As Iranians and the P5+1 nations try to hammer out an agreement on sanctions and Iran’s nuclear programme, an awful lot is happening in the background.
Although the US is still tightening sanctions, probably in an attempt to force a deal to take place sooner rather than later, it urgently needs to make a cautious ally of Iran as the rise of Islamic State and the behaviour of Russia cause numerous other concerns, either in the politics of the Middle East or around hydrocarbon supplies to Europe.
Iran has a president who wants to engage, and if he’s allowed to do so, Iran could be a stable force in a volatile region. The two sides don’t have to like each other. They probably never will. But there’s a sense of a one-off opportunity to build a useful rapprochement.
And if it comes, what’s in there? After years of sanctions, it’s easy to forget just what a big economy and capital market exist in Iran. So we went to take a look. Our feature in Euromoney magazine's September edition spells out exactly what foreign banks and investors should expect, from the banking system to the stock market to the troublingly widespread corporate presence of that much-loved institutional investor, the Army of the Guardians of the Islamic Revolution.
Scared of reprisals
Iran has vanished from the international financial world to an even greater degree than sanctions may originally have intended; post the $9 billion fine handed to BNP Paribas, western banks are now so scared of reprisals from the US regulators (who kindly take it upon themselves to police European-Persian trade finance) that they typically won’t do any business at all with Iran, even the many bits of it that are actually legal.
Consequently, if sanctions lift from financial services and the banks do start going back in, they are going to be doing so with quite a learning curve ahead of them.

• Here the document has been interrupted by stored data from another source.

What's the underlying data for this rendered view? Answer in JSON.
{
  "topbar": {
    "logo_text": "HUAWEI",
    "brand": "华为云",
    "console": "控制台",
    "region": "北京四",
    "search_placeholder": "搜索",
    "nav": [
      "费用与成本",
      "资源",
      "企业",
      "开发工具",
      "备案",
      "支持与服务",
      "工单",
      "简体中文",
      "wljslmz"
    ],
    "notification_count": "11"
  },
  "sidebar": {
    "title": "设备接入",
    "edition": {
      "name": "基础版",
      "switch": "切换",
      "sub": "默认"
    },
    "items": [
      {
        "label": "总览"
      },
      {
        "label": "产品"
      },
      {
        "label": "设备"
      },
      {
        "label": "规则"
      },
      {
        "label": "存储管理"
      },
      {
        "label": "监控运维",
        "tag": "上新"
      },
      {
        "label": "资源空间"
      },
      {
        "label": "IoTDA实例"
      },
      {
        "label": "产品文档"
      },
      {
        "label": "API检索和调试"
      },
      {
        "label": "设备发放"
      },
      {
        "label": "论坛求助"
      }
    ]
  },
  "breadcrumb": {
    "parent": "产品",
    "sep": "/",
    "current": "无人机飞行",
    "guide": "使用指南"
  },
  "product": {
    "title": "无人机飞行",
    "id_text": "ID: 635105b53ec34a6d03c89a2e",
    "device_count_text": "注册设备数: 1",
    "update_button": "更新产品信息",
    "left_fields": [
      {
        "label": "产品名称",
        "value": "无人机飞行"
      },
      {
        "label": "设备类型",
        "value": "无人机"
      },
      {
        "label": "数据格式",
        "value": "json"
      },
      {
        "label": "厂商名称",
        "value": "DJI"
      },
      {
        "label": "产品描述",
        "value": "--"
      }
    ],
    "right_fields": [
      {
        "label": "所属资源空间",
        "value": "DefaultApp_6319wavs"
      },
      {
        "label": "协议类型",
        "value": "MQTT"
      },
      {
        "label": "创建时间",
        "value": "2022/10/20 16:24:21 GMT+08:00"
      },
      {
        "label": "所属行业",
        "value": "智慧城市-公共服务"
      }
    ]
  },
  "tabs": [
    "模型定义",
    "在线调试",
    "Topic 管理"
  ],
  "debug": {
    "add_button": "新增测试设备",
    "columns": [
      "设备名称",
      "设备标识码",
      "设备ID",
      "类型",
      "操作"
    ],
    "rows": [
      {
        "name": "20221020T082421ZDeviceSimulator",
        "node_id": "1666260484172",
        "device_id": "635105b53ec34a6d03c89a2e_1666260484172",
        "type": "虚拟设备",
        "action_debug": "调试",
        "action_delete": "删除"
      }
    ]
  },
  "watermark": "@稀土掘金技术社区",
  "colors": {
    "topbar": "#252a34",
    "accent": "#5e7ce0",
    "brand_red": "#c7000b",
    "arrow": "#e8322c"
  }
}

Euromoney magazine's September cover story explains in much more detail, but here is the state of Iran in a nutshell: the economy is a high-inflation mess leavened by extraordinary gifts of resources and high education; the banking system is crippled by bad loans and odd governance but has a nucleus of highly proficient private banks looking outwards in readiness for better days; and there’s a stark difference between the capital markets, equity (large and liquid exchange of surprising diversity) and debt (non-existent in any useful sense).
There are exciting times ahead if the politics can be agreed. Just try to limit the number of times you attempt to cross a road in Tehran.